Em passos apressados, Enrico continuou andando. Um de seus subordinados o cumprimentou, mas ele o ignorou. Estava com receio de que o nó se formando em sua garganta ficasse aparente em sua voz, afinal, seria o futuro Capo, precisava manter a postura.
Dentro do carro, ele tirou o blazer e afrouxou o colarinho, sentia a raiva sufocá-lo. Sentia-se estúpido por ter sido enganado por um rabo de saia.
— Ela vai ter o que merece! — Desferiu um soco contra o volante. — Isso não vai ficar assim! — Outro soco. Depois outro, e mais outro.

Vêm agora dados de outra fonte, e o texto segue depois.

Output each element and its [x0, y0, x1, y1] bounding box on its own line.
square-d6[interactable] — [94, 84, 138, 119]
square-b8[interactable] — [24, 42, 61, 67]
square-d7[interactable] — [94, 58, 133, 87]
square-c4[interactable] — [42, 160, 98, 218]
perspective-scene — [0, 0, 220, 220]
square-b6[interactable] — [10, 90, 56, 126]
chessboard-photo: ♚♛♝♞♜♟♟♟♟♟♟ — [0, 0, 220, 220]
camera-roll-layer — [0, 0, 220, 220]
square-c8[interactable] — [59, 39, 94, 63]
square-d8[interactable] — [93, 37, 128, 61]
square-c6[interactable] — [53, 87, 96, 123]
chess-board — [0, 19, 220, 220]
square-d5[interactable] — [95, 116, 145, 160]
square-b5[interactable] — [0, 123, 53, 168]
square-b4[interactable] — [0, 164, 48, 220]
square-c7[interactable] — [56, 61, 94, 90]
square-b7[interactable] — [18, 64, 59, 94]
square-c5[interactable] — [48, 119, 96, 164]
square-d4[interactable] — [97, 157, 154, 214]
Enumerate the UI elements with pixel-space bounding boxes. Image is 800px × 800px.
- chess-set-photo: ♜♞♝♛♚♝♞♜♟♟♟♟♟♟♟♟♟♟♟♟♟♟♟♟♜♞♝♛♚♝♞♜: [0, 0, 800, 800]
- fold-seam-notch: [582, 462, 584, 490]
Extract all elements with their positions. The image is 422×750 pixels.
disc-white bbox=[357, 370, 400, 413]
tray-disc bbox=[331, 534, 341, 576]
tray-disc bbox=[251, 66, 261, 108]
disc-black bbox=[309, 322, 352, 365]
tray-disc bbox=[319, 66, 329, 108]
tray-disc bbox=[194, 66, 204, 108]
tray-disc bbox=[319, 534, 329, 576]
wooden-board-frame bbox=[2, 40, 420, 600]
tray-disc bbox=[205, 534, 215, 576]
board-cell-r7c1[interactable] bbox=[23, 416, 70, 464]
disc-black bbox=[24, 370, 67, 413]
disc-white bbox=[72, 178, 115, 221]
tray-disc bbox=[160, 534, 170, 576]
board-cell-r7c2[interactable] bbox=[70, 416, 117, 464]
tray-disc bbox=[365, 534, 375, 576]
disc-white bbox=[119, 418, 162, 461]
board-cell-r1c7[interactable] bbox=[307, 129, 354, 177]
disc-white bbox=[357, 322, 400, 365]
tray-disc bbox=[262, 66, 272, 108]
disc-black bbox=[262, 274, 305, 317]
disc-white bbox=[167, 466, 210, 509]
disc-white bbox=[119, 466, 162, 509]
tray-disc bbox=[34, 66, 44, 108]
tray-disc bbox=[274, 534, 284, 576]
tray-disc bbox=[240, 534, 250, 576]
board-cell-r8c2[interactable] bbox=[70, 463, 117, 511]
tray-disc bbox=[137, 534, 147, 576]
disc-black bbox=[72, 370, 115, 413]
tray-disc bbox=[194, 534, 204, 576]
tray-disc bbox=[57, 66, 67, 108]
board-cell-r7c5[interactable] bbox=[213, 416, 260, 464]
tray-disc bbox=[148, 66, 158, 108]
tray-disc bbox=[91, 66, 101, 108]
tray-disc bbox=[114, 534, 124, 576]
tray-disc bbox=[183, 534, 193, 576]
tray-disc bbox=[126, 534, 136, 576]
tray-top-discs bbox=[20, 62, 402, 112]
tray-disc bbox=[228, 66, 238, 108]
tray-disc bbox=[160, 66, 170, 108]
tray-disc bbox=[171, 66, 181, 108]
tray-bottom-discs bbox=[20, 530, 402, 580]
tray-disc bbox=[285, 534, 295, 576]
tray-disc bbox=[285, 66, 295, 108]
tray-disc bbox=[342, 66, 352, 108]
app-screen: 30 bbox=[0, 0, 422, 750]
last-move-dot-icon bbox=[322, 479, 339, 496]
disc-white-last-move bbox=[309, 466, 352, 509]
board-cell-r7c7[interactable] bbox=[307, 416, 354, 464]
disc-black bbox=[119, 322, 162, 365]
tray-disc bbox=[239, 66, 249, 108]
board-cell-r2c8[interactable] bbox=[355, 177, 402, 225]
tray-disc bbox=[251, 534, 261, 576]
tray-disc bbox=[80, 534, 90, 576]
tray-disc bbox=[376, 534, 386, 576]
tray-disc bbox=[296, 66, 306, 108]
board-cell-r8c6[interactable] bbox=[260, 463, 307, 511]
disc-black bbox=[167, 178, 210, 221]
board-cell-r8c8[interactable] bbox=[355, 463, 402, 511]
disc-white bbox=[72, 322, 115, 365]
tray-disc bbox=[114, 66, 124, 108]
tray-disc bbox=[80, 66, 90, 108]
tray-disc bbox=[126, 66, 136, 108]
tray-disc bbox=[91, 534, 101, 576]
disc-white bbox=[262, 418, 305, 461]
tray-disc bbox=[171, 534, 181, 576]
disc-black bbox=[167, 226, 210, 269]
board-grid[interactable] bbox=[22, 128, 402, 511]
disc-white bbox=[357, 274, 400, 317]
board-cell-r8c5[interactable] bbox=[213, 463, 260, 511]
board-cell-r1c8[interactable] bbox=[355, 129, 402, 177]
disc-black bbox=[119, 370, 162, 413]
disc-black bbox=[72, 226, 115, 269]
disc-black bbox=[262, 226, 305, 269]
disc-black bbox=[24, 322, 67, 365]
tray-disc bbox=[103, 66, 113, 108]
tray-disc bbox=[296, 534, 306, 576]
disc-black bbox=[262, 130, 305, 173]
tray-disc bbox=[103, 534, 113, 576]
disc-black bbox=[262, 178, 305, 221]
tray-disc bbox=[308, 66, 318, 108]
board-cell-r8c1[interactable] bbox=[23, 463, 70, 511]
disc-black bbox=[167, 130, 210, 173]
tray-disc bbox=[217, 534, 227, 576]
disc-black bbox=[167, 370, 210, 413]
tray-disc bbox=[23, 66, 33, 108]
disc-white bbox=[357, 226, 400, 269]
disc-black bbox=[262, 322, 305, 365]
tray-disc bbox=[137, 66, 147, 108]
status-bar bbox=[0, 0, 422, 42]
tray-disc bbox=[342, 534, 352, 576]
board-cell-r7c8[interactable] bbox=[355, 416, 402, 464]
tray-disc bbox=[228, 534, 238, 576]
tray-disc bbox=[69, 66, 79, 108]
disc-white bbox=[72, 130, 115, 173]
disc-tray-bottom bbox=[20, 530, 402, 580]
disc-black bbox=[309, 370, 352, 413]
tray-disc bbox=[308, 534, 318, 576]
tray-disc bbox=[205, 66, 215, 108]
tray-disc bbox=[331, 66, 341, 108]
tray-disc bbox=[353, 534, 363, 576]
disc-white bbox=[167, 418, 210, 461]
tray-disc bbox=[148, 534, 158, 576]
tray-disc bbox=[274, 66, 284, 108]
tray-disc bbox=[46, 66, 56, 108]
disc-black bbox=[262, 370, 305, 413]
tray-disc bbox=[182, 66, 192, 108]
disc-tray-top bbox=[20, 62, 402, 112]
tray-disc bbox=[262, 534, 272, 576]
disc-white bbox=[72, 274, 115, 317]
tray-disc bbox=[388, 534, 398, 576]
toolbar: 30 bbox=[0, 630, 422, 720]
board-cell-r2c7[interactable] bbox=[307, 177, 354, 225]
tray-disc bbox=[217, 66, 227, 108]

O carro deslizava tão rápido pela pista, que as árvores que ladeavam a estrada mais pareciam borrões vistas de dentro do automóvel. Enrico baixou os vidros, permitindo que o ar gelado condensasse sua respiração irregular, o vento frio açoitou o seu rosto. A voz do tio ainda reverberava em sua mente, as informações colhidas, junto com a moeda e o pendrive, confirmavam o que Enrico tinha tanto medo de admitir para si mesmo: ele estava errado sobre a própria esposa. A mulher que ele amava era uma farsa, mas Enrico estava cansado daquele casamento falso, estava na hora de dar uma lição na mulher que o enfeitiçou com os seus encantos.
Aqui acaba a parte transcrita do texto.